Sparsity can be seen.

### 3. N-gram:
The vocabulary is the combination of n-words.

**Pros:**
- Consider "This book is very good" and "This book is not good". Using Bi-gram, vocabulary is ["This book","book is","is very","very good","is not","not good"].
```
Doc1 = [1,1,1,1,0,0]
Doc2 = [1,1,0,0,1,1]
```
The vectors are now far from each other in the vector space which is why they are no longer similar.
- Better conveying of semantic meaning.
  
**Cons:**
- Dimension of vocabulary increases --> model interpretation increases, model computation increases.
- Out of Vocabulary words.

In [55]:
cv_2 = CountVectorizer(ngram_range=(2,2))

In [53]:
bow = cv_2.fit_transform(df1['documents'])

In [54]:
cv_2.vocabulary_

{'the more': 6,
 'more the': 3,
 'the merrier': 5,
 'more people': 2,
 'people enrolled': 4,
 'enrolled last': 0,
 'last week': 1}

ngram_range = (1,2) will contain words from unigram as well as bigram.

 ### 4. TF-IDF
 Assigns weightage to words. 

 **Term Frequency (TF)** : Number of times word w occurs in a given documensts / Total number of wordds in the document. <br>
 **Inverse Document Frequency** : log(Number of documents / Number of documents with word w) --> Captures the "rare" or "frequency" of words

In [56]:
df1

Unnamed: 0,documents
0,The more the merrier.
1,More people enrolled
2,Enrolled last week


In [62]:
from sklearn.feature_extraction.text import TfidfVectorizer
tfidf = TfidfVectorizer()
tfidf.fit_transform(df1['documents']).toarray()

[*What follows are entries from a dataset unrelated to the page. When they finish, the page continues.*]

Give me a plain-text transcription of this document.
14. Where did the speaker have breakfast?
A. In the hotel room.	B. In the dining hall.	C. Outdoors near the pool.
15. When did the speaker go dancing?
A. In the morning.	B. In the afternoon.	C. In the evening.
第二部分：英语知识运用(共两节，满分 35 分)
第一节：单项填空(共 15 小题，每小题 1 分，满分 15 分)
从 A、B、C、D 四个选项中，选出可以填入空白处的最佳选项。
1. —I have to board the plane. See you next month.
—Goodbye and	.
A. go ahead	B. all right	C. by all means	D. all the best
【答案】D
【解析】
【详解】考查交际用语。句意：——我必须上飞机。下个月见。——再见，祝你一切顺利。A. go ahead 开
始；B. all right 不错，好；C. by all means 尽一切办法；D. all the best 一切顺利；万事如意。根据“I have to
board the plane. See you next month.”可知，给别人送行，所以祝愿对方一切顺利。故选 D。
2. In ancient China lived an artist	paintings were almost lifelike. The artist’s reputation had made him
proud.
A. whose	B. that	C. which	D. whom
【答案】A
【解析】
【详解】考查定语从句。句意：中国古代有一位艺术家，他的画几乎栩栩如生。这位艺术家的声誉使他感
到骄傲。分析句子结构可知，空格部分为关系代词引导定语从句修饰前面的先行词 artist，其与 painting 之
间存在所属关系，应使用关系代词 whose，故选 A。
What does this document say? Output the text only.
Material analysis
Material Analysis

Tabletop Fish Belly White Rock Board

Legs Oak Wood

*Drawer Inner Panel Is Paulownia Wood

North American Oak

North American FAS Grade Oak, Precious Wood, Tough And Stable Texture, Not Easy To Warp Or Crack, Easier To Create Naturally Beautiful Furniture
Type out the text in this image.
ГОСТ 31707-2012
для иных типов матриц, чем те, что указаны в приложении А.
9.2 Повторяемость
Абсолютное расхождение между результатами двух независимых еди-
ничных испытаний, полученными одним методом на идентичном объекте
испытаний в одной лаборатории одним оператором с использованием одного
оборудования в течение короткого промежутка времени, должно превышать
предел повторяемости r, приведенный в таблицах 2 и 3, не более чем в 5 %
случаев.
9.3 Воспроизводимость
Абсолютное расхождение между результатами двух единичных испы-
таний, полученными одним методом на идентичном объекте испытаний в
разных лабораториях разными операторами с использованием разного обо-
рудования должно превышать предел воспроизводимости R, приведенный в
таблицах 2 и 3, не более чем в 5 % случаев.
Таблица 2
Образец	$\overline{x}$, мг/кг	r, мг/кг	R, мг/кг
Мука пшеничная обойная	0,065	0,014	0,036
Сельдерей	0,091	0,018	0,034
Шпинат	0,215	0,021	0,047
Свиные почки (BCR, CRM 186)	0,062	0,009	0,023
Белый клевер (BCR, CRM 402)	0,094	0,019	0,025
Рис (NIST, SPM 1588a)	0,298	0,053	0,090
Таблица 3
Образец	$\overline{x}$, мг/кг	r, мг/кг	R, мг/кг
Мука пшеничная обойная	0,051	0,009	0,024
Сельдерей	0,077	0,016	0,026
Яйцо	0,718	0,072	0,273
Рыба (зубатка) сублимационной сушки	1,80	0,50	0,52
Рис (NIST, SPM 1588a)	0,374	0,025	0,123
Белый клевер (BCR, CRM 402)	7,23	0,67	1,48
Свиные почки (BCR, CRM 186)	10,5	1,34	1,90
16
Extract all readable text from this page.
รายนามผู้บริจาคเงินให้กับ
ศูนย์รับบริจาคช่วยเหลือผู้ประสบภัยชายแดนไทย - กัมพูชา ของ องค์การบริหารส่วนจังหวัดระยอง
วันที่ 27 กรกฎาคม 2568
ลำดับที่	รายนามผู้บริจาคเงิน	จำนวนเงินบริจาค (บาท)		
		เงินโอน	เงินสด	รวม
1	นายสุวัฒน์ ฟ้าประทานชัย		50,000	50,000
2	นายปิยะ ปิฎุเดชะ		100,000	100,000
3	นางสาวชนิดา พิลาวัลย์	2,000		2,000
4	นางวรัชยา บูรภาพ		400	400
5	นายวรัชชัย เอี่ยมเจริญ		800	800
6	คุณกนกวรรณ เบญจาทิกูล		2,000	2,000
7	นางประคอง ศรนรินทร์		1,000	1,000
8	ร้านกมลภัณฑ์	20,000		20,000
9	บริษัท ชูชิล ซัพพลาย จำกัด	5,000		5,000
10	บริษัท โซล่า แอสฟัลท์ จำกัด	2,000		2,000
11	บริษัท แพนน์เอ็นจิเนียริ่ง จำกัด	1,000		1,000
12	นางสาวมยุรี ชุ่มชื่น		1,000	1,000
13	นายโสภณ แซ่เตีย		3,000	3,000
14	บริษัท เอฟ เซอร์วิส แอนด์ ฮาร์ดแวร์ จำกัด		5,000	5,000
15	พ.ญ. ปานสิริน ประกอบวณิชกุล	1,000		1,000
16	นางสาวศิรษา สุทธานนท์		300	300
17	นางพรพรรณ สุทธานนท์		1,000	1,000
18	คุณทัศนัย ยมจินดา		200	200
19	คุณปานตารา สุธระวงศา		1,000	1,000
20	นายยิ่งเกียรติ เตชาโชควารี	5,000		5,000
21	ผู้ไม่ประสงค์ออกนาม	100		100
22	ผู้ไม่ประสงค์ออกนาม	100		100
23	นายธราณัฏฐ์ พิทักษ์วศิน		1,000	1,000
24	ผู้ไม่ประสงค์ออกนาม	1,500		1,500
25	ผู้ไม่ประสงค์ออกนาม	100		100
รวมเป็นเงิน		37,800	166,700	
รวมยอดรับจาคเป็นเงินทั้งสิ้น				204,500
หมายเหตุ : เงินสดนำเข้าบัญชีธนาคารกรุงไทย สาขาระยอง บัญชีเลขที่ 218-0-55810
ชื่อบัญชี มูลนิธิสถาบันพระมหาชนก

array([[0.        , 0.        , 0.42339448, 0.32200242, 0.        ,
        0.84678897, 0.        ],
       [0.51785612, 0.        , 0.        , 0.51785612, 0.68091856,
        0.        , 0.        ],
       [0.4736296 , 0.62276601, 0.        , 0.        , 0.        ,
        0.        , 0.62276601]])

In [64]:
print(tfidf.idf_)

[1.28768207 1.69314718 1.69314718 1.28768207 1.69314718 1.69314718
 1.69314718]


In [67]:
#Vocabulary
print(tfidf.get_feature_names_out())

['enrolled' 'last' 'merrier' 'more' 'people' 'the' 'week']


**Why do we take log in the calculation of IDF?**

If you calculate the IDF for a rare word in the document, the computation without log woulg be very high and will dominate the Term Frequency measure. Therefore, to ignore this situation, we take a log while computing IDF.

**Pros:** - Used for Information retrieval. <br>
**Cons:** - Sparsity, Out of Vocabulary, dimension becomes very big and does not capture the semantic meaning of a document.